Second Mailing of SHK 8.0177

Shakespeare Electronic Conference, SHK 8.0177.  Friday, 7 February 1997.

(1)     From:   Paul Hawkins <This email address is being protected from spambots. You need JavaScript enabled to view it.>
        Date:   Tuesday, 4 Feb 1997 14:11:02 -0500 (EST)
        Subj:   Re: SHK 8.0167 Transcendence and History

(2)     From:   Sean K. Lawrence <This email address is being protected from spambots. You need JavaScript enabled to view it.>
        Date:   Wednesday, 05 Feb 1997 10:12:43 -0800
        Subj:   Re: SHK 8.0167  Re: Transcendence v. Historicism

(3)     From:   Ed Pixley <This email address is being protected from spambots. You need JavaScript enabled to view it.>
        Date:   Wednesday, 05 Feb 1997 14:51:04 -0400 (EDT)
        Subj:   Re: SHK 8.0152  Re: Ideology: Category Genes


(1)----------------------------------------------------------------------------
From:           Paul Hawkins <This email address is being protected from spambots. You need JavaScript enabled to view it.>
Date:           Tuesday, 4 Feb 1997 14:11:02 -0500 (EST)
Subject: 8.0167 Transcendence and History
Comment:        Re: SHK 8.0167 Transcendence and History

In order to maintain his position (which for convenience he labels in his
recent post generically "historicism"), Gabriel Egan seems to need to convert
defenders of Shakespeare's transcendence into deniers of history. I am sorry
not to oblige him.

The distinction in my post is between different relationships to history, one
that seems to mark those who claim that Shakespeare is time-bound, one that I
imagine underpins those who affirm Shakespeare's timelessness.

To assert that Shakespeare transcends his time does not mean that one denies he
was there in the first place.  And it sets no limit on one's curiosity about
the past or one's belief in its critical importance.

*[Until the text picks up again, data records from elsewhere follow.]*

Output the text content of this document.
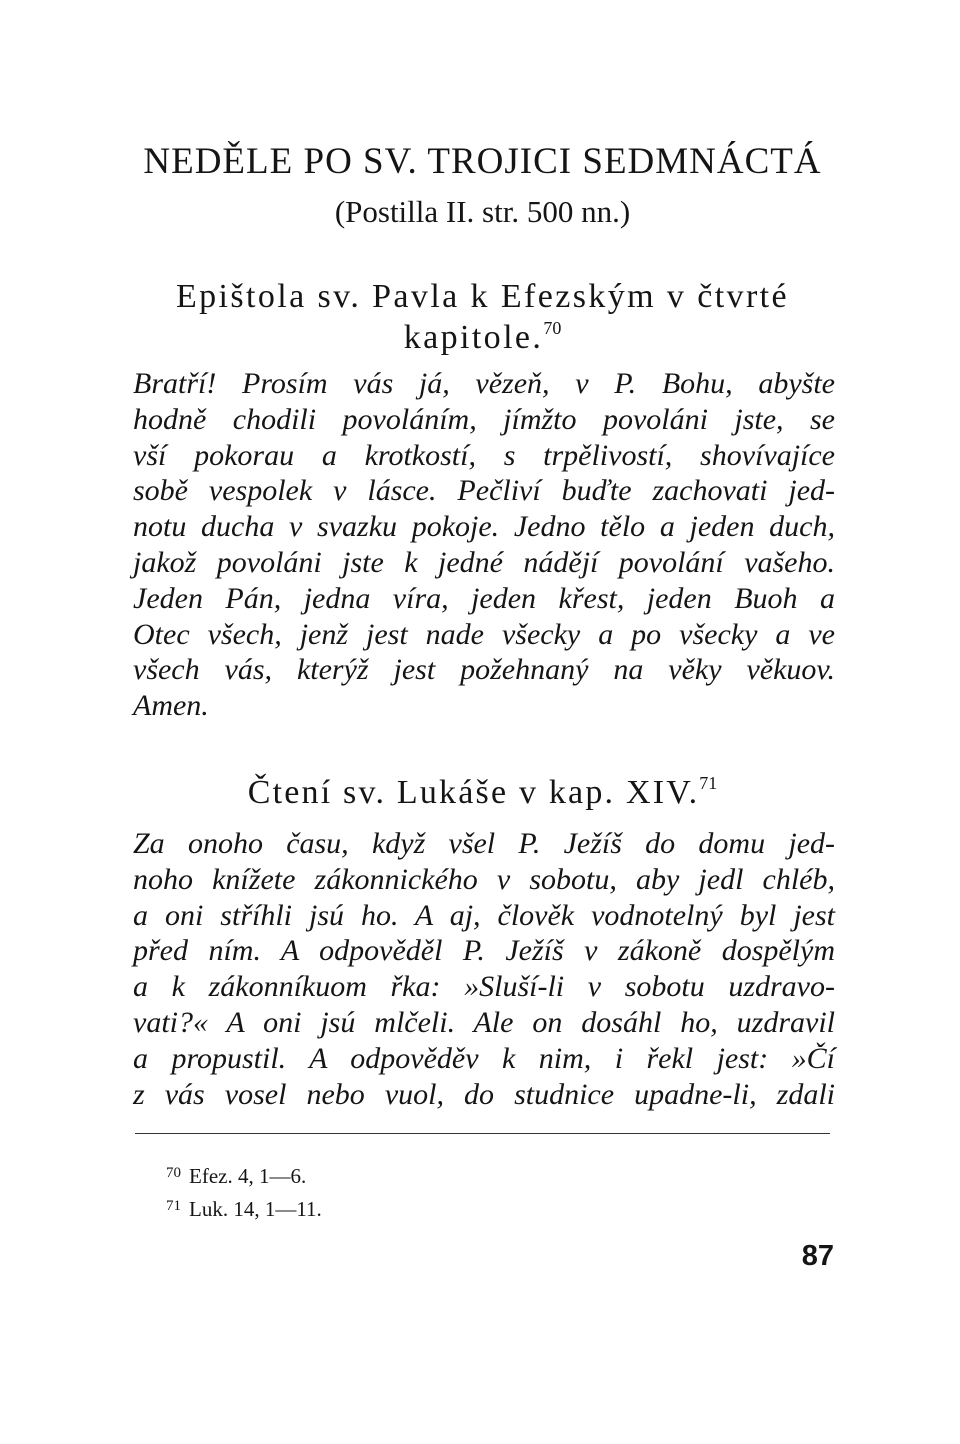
NEDĚLE PO SV. TROJICI SEDMNÁCTÁ
(Postilla II. str. 500 nn.)
Epištola sv. Pavla k Efezským v čtvrté
kapitole.$^{70}$
Bratří! Prosím vás já, vězeň, v P. Bohu, abyšte
hodně chodili povoláním, jímžto povoláni jste, se
vší pokorau a krotkostí, s trpělivostí, shovívajíce
sobě vespolek v lásce. Pečliví buďte zachovati jed-
notu ducha v svazku pokoje. Jedno tělo a jeden duch,
jakož povoláni jste k jedné nádějí povolání vašeho.
Jeden Pán, jedna víra, jeden křest, jeden Buoh a
Otec všech, jenž jest nade všecky a po všecky a ve
všech vás, kterýž jest požehnaný na věky věkuov.
Amen.
Čtení sv. Lukáše v kap. XIV.$^{71}$
Za onoho času, když všel P. Ježíš do domu jed-
noho knížete zákonnického v sobotu, aby jedl chléb,
a oni stříhli jsú ho. A aj, člověk vodnotelný byl jest
před ním. A odpověděl P. Ježíš v zákoně dospělým
a k zákonníkuom řka: »Sluší-li v sobotu uzdravo-
vati?« A oni jsú mlčeli. Ale on dosáhl ho, uzdravil
a propustil. A odpověděv k nim, i řekl jest: »Čí
z vás vosel nebo vuol, do studnice upadne-li, zdali
$^{70}$ Efez. 4, 1—6.
$^{71}$ Luk. 14, 1—11.
87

Similarly, to believe in "common humanity," "human nature,"  "human
universals," is not to deny cultural difference.

Paul Hawkins

(2)----------------------------------------------------------------------------
From:           Sean K. Lawrence <This email address is being protected from spambots. You need JavaScript enabled to view it.>
Date:           Wednesday, 05 Feb 1997 10:12:43 -0800
Subject: 8.0167  Re: Transcendence v. Historicism
Comment:        Re: SHK 8.0167  Re: Transcendence v. Historicism

> One cannot be for transcendence and historicism.

Actually, Gabriel, Sartre's view of consciousness transcending itself proceeds
by a rather linear process from Heidegger's insistence on the historicity of
Dasein.

Cheers,
Sean.

(3)----------------------------------------------------------------------------
From:           Ed Pixley <This email address is being protected from spambots. You need JavaScript enabled to view it.>
Date:           Wednesday, 05 Feb 1997 14:51:04 -0400 (EDT)
Subject: 8.0152  Re: Ideology: Category Genes
Comment:        Re: SHK 8.0152  Re: Ideology: Category Genes

Thank you Dan Lowenstein for a clear and concise description of the
relationship between ideas and the plays which embody them.  I was also
intrigued by your comparison to the field of law.

However, you may want to be aware that teachers have other reasons for
highlighting "bits and pieces" of Shakespeare in the classroom, as opposed to
always dealing with whole plays, than to focus on the ideas revealed in those
"bits and pieces."  One may do it to examine a particular dramaturgical
technique.  I, for example, frequently focus on the events surrounding the
murder of Duncan to explore what effects are achieved by Shakespeare's curious
plotting choice of not staging the killing, the single event of the story which
cannot be omitted and still retain the essence of the story.  By doing so, with
a play which most of my students already know, my students can readily see how
the artist's choice of what to show and what to tell about allows him to direct
our attention not to the killing but to the mind of the person doing the
killing.  I might also take a scene to explore varieties of ways of staging the
scene and what values are derived through such choices.  I frequently devote a
class period or more to language, choosing scenes which provide prose, blank
verse, rhymed couplets, and mixtures, scenes with stichomythia,assonance,
alliteration, etc., as well as commonplaces and soliloquys.

I'm sure others could provide you with many more values to be gained from a
"bits and pieces" approach. Nevertheless, I thank you again for a well stated
position on the play/idea relationship.